Bundan 10 sene önce fırsat bulup bir yönetim ve organizasyon üstadıyla sohbet etme fırsatı bulmuştum. O zaman kendisi ülkelere danışmanlık yapan bir kişi olarak söylediği cümle aklıma bir mıh gibi çakıldı ve o gün bugündür bu sözün gerçekliğini maalesef ülke olarak bizimde yaşadığımız acıyla seyrediyorum.

“Hocaların elini öpen ülkeler hep zirveye tırmanır, tersine hocalara el öptürenler ise günden güne rezilliği ve düşkünlüğü alışkanlık edinirler.”

Burada HOCA’dan kasıt tabi ki ilim, irfan sahibi bilgisi ve tecrübesi ile farklı sentezler yapabilmiş ve toplumu aydınlatabilmiş kişileri kastediyor ki çokta haklı. Her milletin tarihinde olan çöküntü dönemlerinin savaşların, yıkılmışlıkların nasıl aşıldığına ve bugün medeniyet seviyelerine göre dünyaya bir bakın bu ayrımı çok net görürsünüz. İlimde, fende, teknolojide ileri giden ülkelerin en doğru ve düzgün çalışan ve hassasiyetle üzerinde durdukları şey, her şeyden önce EĞİTİM’dir.

Zihinleri ve ufukları geliştiren, siyah ile beyazı ayırt etmenizi sağlayan, doğruyu bulmanızı, güzelliği anlamınızı, estetiğe kavuşmanızı sağlayan unsur eğitimdir ve bu sonuçlarından dolayı eğitimciler eli öpülesidir demek istedi.

Tersi olursa ne olur peki;

Toplumda bilim değersizleştikçe, gürültüyü müzik diye dinlemeye başlarsın,

Güçlüye boyun eğmeye, hakikati güçte aramaya başlarsın,

Zalimi haklı görür, zulme uğrayanları uğradıkları zulmü hak ettiklerini düşünmeye başlarsın,

Çocuk yetiştirmeyi unutur geceni gündüzünü onun geleceğini ekonomik olarak hazırlayacak unsurlara yoğunlaşırsın.

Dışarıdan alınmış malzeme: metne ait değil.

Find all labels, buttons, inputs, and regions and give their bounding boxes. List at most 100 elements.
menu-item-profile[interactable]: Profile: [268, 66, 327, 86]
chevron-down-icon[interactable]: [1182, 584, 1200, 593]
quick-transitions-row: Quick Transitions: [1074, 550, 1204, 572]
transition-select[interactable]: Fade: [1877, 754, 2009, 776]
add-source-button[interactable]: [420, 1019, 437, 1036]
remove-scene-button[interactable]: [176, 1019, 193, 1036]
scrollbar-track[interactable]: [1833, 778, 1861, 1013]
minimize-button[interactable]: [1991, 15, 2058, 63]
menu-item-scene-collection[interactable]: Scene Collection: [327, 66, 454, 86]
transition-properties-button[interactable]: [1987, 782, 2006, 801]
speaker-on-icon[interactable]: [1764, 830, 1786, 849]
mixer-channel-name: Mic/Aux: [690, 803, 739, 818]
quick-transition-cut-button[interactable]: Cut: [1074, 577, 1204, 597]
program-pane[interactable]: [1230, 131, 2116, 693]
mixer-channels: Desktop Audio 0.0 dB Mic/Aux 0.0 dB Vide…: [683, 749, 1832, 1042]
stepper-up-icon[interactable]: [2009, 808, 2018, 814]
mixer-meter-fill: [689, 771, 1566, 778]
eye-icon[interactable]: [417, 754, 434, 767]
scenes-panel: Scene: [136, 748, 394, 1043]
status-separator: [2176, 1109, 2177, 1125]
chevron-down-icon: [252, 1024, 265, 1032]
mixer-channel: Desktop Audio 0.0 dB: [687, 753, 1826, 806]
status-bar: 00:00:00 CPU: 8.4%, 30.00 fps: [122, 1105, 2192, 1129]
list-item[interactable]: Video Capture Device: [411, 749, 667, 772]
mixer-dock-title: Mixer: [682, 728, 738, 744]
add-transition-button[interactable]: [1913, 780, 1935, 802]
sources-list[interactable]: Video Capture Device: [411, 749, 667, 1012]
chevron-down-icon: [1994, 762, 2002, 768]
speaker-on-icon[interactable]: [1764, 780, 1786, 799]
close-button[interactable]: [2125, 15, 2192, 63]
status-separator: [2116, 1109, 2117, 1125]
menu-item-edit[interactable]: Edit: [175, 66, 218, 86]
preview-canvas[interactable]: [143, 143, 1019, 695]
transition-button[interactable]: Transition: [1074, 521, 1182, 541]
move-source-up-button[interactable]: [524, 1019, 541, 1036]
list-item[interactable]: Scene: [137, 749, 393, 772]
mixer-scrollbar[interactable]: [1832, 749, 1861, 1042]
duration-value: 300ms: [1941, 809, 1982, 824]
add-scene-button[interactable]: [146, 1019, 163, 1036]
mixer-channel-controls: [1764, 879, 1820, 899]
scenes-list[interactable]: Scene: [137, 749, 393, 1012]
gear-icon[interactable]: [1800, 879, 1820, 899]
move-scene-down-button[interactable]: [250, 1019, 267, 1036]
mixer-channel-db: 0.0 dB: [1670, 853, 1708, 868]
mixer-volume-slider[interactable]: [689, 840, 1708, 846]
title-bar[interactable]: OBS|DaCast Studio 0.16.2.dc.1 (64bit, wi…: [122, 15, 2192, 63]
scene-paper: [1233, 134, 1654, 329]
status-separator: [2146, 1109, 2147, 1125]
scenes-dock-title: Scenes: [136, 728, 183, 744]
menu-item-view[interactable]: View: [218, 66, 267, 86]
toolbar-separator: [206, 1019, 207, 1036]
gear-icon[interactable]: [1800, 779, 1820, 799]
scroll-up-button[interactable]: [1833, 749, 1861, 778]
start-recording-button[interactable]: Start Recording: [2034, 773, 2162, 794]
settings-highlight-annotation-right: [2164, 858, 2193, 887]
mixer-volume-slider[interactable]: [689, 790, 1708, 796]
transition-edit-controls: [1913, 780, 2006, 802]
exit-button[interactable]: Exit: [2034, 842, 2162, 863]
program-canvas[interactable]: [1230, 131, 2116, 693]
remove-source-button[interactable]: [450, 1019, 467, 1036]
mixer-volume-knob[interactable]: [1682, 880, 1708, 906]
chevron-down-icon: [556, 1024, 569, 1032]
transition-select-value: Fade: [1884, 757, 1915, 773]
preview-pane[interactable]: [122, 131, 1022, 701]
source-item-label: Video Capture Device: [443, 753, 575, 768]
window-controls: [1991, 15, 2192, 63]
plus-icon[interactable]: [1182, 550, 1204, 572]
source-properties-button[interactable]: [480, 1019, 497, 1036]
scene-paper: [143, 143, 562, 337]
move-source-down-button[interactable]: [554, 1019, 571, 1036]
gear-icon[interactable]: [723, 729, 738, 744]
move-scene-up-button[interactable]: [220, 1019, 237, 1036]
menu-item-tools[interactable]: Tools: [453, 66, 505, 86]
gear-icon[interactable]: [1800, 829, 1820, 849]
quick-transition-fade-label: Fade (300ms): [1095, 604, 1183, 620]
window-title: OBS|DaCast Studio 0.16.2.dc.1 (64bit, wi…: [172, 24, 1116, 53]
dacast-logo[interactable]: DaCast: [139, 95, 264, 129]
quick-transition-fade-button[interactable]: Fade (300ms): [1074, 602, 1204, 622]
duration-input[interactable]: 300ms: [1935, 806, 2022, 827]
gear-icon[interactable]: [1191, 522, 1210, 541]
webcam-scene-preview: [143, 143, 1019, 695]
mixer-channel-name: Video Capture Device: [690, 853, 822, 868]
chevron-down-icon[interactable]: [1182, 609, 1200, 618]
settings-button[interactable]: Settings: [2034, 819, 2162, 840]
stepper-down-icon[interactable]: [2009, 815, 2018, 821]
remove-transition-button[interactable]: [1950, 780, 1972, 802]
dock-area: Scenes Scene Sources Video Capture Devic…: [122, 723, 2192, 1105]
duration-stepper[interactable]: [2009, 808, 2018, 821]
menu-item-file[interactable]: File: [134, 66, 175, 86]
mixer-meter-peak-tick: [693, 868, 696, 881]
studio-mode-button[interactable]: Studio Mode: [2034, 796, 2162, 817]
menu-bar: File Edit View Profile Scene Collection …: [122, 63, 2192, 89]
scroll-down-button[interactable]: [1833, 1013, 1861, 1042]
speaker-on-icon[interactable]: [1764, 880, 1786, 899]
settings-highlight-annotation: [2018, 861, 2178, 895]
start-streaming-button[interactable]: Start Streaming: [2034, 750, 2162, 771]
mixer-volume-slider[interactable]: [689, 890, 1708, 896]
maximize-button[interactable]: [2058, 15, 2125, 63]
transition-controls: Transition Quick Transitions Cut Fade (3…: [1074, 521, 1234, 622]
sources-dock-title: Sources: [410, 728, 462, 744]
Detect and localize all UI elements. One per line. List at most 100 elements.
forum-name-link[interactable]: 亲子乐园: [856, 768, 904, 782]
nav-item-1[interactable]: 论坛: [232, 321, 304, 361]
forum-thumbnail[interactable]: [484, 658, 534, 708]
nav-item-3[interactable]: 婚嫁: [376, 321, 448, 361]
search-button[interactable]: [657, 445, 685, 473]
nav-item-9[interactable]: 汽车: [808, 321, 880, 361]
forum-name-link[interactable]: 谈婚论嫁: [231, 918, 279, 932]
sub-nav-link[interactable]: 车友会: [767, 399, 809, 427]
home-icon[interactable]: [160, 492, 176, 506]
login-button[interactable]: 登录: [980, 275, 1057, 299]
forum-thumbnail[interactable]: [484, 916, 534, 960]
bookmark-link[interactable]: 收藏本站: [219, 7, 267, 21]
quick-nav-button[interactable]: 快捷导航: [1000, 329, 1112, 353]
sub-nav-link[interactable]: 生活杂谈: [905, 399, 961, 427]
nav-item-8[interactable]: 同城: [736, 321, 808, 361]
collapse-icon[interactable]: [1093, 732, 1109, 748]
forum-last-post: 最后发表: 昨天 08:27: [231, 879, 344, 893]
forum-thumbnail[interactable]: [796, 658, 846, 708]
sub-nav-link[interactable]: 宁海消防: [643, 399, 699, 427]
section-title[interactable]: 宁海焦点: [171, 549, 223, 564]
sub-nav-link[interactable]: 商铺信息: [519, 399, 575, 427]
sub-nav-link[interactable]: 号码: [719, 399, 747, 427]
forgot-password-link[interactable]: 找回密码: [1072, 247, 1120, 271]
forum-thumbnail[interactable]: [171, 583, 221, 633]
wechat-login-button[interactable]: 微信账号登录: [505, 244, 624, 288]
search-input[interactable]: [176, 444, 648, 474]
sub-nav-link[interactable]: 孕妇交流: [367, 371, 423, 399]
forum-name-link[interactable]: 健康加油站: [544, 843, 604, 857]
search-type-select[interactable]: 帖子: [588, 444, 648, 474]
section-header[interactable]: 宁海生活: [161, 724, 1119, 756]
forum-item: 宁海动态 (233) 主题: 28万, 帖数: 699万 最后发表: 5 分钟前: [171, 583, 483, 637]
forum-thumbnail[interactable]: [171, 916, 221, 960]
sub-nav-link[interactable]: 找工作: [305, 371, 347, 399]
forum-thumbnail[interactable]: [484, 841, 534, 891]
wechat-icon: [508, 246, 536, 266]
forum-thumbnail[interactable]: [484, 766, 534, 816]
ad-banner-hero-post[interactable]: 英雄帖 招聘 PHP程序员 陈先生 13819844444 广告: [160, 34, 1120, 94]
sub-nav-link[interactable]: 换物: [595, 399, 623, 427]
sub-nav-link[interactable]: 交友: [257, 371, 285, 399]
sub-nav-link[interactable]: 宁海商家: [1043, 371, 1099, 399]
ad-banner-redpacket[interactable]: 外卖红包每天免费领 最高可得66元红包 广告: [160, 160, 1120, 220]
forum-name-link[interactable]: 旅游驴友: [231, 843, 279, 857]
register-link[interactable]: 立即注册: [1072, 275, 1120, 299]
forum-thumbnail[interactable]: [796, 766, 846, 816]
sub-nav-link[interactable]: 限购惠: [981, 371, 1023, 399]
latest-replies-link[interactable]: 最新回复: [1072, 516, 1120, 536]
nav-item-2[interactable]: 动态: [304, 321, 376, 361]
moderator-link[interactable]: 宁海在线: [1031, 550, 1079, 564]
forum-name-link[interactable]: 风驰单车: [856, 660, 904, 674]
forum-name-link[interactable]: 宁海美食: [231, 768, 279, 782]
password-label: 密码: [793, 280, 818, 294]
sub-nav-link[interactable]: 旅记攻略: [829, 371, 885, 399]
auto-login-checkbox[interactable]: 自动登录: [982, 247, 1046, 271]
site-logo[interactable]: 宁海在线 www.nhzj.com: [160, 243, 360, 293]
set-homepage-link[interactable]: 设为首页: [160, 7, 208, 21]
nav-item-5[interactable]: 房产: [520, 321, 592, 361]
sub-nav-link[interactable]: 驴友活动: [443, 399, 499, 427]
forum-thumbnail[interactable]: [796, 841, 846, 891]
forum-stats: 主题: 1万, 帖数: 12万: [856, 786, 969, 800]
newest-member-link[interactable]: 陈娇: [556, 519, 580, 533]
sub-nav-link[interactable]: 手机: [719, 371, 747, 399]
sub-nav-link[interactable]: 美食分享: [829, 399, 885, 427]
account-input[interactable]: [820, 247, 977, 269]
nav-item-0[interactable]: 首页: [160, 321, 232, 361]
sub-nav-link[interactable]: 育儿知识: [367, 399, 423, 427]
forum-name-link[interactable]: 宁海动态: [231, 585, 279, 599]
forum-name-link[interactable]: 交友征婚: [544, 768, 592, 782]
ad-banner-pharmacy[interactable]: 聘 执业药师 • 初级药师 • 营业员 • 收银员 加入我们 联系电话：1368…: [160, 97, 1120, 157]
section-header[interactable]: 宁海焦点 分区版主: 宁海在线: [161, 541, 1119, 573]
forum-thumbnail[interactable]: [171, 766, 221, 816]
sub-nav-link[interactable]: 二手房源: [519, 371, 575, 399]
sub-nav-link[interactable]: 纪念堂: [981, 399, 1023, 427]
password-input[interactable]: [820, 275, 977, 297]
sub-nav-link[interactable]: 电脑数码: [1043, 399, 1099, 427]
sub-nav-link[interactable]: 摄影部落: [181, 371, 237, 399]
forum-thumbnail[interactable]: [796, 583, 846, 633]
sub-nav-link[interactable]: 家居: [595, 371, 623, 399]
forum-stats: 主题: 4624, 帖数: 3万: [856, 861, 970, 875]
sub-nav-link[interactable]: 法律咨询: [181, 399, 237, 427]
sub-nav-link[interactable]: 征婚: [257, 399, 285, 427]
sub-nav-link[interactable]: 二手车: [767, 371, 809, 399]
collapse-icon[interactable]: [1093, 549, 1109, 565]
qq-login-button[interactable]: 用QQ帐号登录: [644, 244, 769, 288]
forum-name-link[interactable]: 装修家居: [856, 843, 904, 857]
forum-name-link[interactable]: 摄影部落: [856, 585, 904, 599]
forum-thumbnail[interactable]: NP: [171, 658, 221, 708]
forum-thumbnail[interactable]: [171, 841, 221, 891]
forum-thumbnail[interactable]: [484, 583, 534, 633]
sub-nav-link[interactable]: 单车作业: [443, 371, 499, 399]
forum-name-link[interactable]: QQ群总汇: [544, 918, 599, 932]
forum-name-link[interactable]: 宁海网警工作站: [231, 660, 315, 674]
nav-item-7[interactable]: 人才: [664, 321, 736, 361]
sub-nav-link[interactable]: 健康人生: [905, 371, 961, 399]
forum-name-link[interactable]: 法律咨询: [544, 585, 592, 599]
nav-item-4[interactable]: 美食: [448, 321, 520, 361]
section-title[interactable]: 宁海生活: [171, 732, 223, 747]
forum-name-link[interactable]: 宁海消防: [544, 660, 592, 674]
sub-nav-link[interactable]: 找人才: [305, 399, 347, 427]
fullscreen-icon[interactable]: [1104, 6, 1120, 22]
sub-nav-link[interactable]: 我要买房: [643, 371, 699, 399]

Aile kavramını sadece evliliğin ekonomik boyutu ile algılamaya başlar, aşkı sadece geçici  bir heves algısı sanırsın.

Kandırmak doğru, çalmak meşru, dolandırmak haklı olmaya başlar ve bunları yapanları el üstünde tutmaya başlarsın.

Vatanı sen mi kurtaracaksın…

En doğru sen misin…

Sana mı düştü…

Sen işine bak, fırsatını bulursan sen de ucundan tut…

Sözlerini değer zannetmeye ve sıklıkla söylemeye başlarsın

Her gün etrafında görmeye alıştığı üçkağıtçıları yadırgamadan izlemeyi öğrenirsin.

Ve en önemlisi toplumda ki çöküşe ahlaki, ekonomik, sosyal alanda ki erozyon alışırsın.

Bu davranışsal olarak bir koşullanma davranışıdır ve günden güne etrafınızda artmaya başladığını görürsünüz.

Toplumları ileriye götürmek ancak ve ancak bilimin önderliğinde kendi toplumsal değerlerimizler ve evrensel kriterlerle örülmüş bir eğitim sistemi ve hocalarla mümkündür. Elbette ki hocalar farklı görüşlerde ve farklı akımları benimsemiş olabilirler. Fakat bu farklılık zaten çeşitliliği ve sentezi ortaya çıkarır.

Eğitimciyi cezalandıran bütün anlayışlar sadece bilginin üretilmediği bir topluma götürür ki asıl tehlike bilginin üretilmediği toplum olmaktır.